Multimodality refers to the use of multiple modes or methods to convey information such as text, images, audio, and video, to create a more effective and engaging way of transmitting information.

Multimodality in AI DIAL

AI DIAL taps into this by connecting to Large Language Models (LLMs) that handle various media types. You can create applications to handle specific modality tasks or even comprehensive solution (orchestrators) to blend together applications for more complex scenarios.

Working with different types of media is made available by supporting working with files. User or application in AI DIAL, can input and output files that are saved in a dedicated bucket and are accessible based on a flexible permissions model. Files can be provided as an input for multimodal models and generated by them as an output.

Models

AI DIAL Chat application offers user interface for communication with the Supported Models.

Connection to LLMs is realized using so-called adapters. Refer to OpenAI, Bedrock, Vertex adapters to learn more about them and the supported models. You can use DIAL SDK to create custom model adapters.

AI DIAL has adapters to a variety of text-to-text processing LLMs. Refer to Supported Models to view the list of supported models.

Regarding working with images:

  • For image-to-text tasks, AI DIAL has adapters for GPT4-Vision, Claude 3 and Gemini Pro Vision models.
  • For text-to-image tasks, AI DIAL has adapters for DALL-E-3, Google Imagen and Stability diffusion models.

For audio/video-to-text tasks, AI DIAL has adapters for Gemini 1.5 Pro and Flash and Gemini 1.0 Pro Vision.

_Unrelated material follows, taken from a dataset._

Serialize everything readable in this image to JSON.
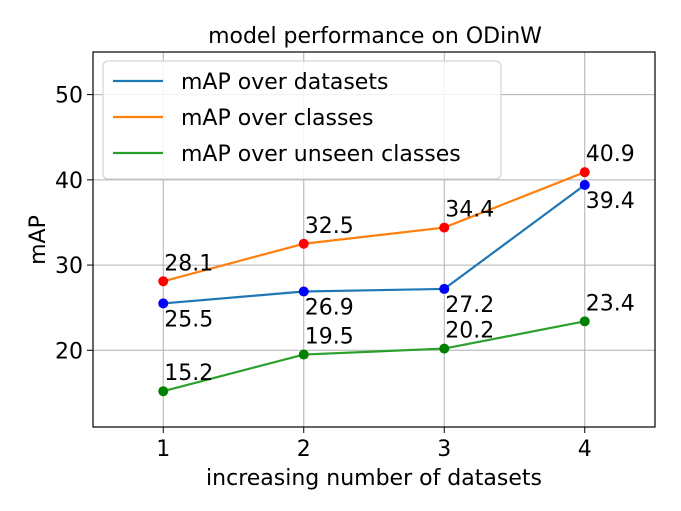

Refer to Vertex Adapter to view all supported models.

Applications

You can use DIAL SDK to create custom applications, which are basically any custom logic with a conversation interface packaged as a ready-to-use solution. Refer to Tutorials to learn how to create a simple application or watch a demo video.

Such application can be designed and configured to use multimodal LLMs to perform specific tasks or even form an ecosystem of applications that can interact with each other.

In the Cookbook section, you can find several examples:

Orchestrator

Besides creating an application which solves a specific multimodal task, you could create a generic application which is aware of multimodal DIAL models and is able to use them as tools to solve a given task. We call such generic applications orchestrators.

DIAL ChatHub is an example of an orchestrator that combines several applications and models into one unified access point. ChatHub can automatically route prompts to one of several agents (text-to-text applications, text-to-image applications, vision-to-text applications) depending on the task that needs to be performed. For example, if a user asks about weather, the Web RAG agent is engaged, if a user wants to output an image based on the text input - a specific application handles this task that is connected with a corresponding model. All this is done while interacting with one ChatHub solution.